A number of foundations including Ashoka and Skoll Foundation provide seed-stage and growth-stage grants (that don’t need to be paid back) to social ventures. The Draper Richards Foundation for Social Entrepreneurship, for example, provides early-stage grants of $300,000 over three years to social entrepreneurs.
Grants can be tough for for-profit social enterprises to secure. However, foundations also can give loans though “program-related investing” or PRI. These type of investments are legally considered charitable although the foundation doesn’t have to accept below-market rates. A for-profit social enterprise can ask for a loan at little or no interest. “The expectation is that [the money] will be paid back at much more beneficial terms for the recipient” than regular lenders might require, says Aubry, the Stanford professor.
Banks and Corporations
Some community banks may loan you the money to get your social venture started. These banks typically earmark federally-backed funds to lend to ventures with community development or social missions. An example of a bank that offers such loans is ShoreBank based in Chicago.
Do-gooder corporations often have similar community development missions. For example, Deloitte & Touche and Pfizer both offer support to the Nonprofit Finance Fund. Typically, corporations block off a portion of their budgets to donate funds (or products or services) to socially responsible endeavors. Meanwhile, a number of corporations including Citigroup and Google have set up foundations, which also offer grant money or other aid to social ventures.
Angels and Venture Capitalists
For-profit social enterprises can seek out cash infusions from angel investors or venture capitalists that have a social bent. These investors typically want market-rate returns in exchange for their financial support. They’re partial to entrepreneurs with plans to do good in the world — and usually, they’re willing to wait a little longer (than traditional angels or VCs) to reap returns.

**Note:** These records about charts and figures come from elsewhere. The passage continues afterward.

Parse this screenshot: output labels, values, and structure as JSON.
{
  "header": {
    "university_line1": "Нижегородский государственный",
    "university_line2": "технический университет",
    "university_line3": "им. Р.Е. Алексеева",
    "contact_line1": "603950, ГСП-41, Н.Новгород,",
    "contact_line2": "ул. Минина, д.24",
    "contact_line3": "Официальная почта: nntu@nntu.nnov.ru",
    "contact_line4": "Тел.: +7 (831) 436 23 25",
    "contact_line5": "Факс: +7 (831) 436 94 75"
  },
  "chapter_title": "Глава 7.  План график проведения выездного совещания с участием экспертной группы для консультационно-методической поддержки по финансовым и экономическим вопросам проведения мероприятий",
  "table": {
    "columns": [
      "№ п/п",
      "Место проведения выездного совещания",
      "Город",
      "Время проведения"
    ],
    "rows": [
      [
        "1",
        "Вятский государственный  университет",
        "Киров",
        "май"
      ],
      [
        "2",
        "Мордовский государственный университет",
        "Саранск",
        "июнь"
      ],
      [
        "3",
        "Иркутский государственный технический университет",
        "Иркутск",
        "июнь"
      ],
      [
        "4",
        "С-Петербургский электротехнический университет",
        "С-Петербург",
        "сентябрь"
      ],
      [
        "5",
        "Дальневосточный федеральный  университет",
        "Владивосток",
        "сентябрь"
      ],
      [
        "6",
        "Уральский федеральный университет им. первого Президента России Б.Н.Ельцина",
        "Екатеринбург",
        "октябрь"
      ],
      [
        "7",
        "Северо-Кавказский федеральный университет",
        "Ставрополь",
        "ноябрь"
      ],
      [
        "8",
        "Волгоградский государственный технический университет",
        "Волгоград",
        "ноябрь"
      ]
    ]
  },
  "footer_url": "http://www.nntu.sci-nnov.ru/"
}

For example, The Investors’ Circle, a network of angel investors and VCs, says it invests “patient” capital in companies that address social and environmental issues.
Of course, any entrepreneur who works with an angel or a VC gets more than money. Angels and VCs work closely with entrepreneurs to shape the company, sometimes taking board seats or management positions. A social angel or VC isn’t any different, but will work within your mission to eke out market-rate returns, says David Berge, founder and managing member of Underdog Ventures, a social venture capital firm in Island Pond, Vt. “A social VC is going to be predisposed to like what you’re doing,” he adds.